The music really is a step up here! Probably one of my favourite Ace Attorney soundtracks ever. And that's saying something! There's even a neat section in the main menu where you can listen to various unused songs, complete with comments on why they weren't used from the composers themselves. It's that kind of nerdy stuff that someone like me really appreciates in a game. The visuals are great, too. 3D Ace Attorney has really found its footing here. The animations are really fluid, while still maintaining that wacky vibe the series is known for.

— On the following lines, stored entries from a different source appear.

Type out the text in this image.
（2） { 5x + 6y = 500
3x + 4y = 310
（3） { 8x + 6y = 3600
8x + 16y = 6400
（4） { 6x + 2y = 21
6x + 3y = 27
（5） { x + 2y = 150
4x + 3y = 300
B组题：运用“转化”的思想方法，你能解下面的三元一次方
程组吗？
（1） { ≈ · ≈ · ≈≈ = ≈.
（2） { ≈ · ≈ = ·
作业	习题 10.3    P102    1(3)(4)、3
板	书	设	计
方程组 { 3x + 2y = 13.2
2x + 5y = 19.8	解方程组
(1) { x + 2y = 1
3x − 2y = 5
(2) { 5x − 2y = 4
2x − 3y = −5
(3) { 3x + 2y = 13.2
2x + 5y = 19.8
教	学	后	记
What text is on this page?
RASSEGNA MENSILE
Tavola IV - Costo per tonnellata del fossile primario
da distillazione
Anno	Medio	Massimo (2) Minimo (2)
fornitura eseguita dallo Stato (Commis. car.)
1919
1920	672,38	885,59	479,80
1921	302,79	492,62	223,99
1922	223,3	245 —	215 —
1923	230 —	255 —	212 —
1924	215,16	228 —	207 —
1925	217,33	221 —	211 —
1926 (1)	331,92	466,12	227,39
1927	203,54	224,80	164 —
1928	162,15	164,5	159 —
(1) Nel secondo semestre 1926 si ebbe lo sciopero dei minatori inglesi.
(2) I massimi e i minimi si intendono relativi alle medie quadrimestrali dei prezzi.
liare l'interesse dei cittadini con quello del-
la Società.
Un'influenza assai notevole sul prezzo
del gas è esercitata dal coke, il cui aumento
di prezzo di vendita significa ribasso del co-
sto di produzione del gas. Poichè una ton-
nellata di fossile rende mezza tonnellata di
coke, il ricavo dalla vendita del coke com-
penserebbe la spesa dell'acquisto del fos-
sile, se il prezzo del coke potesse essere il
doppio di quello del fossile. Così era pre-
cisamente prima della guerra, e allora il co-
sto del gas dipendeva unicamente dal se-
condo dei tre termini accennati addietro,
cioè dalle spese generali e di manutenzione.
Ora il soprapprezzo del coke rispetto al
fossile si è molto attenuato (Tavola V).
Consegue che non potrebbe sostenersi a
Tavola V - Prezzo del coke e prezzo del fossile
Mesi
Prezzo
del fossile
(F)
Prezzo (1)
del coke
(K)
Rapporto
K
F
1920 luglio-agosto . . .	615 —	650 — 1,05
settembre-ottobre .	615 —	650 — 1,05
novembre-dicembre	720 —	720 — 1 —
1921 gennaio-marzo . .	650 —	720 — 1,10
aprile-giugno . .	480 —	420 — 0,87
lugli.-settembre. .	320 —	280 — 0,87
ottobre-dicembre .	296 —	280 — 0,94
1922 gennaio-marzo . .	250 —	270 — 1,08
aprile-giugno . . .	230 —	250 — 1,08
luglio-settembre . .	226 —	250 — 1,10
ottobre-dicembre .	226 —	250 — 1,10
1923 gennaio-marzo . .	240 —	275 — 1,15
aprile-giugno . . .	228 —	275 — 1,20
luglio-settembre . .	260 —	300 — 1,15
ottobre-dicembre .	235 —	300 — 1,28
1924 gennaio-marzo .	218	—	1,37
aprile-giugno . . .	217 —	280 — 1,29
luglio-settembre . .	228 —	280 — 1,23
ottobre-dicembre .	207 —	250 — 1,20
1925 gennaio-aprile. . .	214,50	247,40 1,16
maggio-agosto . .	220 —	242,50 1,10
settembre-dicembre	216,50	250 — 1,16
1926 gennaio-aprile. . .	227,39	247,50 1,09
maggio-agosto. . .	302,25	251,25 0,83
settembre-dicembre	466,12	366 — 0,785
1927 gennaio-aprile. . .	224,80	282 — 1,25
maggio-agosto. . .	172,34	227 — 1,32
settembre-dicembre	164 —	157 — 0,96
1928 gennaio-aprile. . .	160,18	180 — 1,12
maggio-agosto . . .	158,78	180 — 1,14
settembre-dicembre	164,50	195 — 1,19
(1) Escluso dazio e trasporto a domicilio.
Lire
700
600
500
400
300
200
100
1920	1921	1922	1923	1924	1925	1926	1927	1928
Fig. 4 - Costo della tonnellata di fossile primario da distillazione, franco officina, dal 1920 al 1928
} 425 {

Simply put, this is (Resolve, in particular) one of the best Ace Attorney games ever. It's hard for me whether I'd say it's better then Trials and Tribulations, it really is that good! Quite frankly, it's...


N-Europe Final Verdict

This collection goes to show that late really is better then never! If you're an Ace Attorney fan, you absolutely owe it to yourself to play through this collection. And to all those who haven't tried one before? This is a wonderful place to start!

  • Gameplay4
  • Playability5
  • Visuals4
  • Audio5
  • Lifespan5
Final Score



Great writing and localisation
The soundtrack is stellar
The new mechanics to the series are a lot of fun
Wacky animations are a great source of humour
Herlock Sholmes might just be my favourite Ace Attorney character ever!